Heard about an interesting conversation the other day. If I understand it correctly, one of the participants was saying that by the age of 16 it's a waste of time to work on fundamentals. Either they have it by then or they will never get it.
That's certainly an interesting perspective. I know a lot of college coaches would be shocked by that thought. Fundamentals are the foundation of the game, by definition, and they always need work. Problems with fundamentals are where errors come from.
Anyone who has read anything from legendary basketball coach John Wooden knows how he felt about fundamentals. When new players came to UCLA he would teach them how to put on their socks. Part of it was to instill a sense of discipline and control -- this is how we do things around here. But part of it was also to help them minimize blisters.

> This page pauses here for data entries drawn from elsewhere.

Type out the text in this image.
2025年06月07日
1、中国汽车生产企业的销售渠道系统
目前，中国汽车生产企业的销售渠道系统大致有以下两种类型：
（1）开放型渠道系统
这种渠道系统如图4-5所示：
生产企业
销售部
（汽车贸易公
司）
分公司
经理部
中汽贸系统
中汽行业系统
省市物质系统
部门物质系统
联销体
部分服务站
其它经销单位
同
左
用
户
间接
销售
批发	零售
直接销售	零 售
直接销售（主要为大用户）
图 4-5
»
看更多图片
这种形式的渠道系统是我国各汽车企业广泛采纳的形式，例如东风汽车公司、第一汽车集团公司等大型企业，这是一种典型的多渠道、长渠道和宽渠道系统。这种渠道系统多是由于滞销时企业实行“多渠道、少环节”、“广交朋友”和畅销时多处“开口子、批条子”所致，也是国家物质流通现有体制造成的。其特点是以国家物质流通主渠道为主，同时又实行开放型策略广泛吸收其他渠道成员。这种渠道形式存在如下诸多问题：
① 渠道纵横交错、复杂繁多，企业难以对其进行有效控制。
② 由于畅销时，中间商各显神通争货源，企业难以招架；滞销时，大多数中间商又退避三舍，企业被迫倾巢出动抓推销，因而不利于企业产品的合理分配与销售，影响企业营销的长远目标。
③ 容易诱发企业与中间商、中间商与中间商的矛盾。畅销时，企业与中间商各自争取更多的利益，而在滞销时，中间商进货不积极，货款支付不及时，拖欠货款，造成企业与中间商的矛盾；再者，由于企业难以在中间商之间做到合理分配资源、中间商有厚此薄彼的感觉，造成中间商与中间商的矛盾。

Wooden took the same care with basketball fundamentals. He felt if his teams could pass, shoot, rebound and whatever else they do in basketball better than their opponents, they would win.
Softball is a complex game in a lot of ways, that's for sure. But it's also fairly simple. As the manager in Bull Durham says, you throw the ball, you catch the ball, you hit the ball. The better you can execute these skills under pressure, the more chance you give your team of winning.
Spectacular plays are spectacular because they're unusual. It's great if you can make them. But they're the exception. If you make those but don't make the plays you ought to make, you will probably lose, because there are a lot more of the straightforward plays in the game.
Major League Baseball players start with fundamentals every spring, and continue to work on them throughout the year. When teams hit losing streaks, managers will decry the lack of fundamentals and place extra focus on them. If it's good enough for them, it's good enough for youth players.
Knowing where to go with the ball is important. But you also have to be able to get it there. Without a continuous focus on fundamentals, it becomes a crapshoot.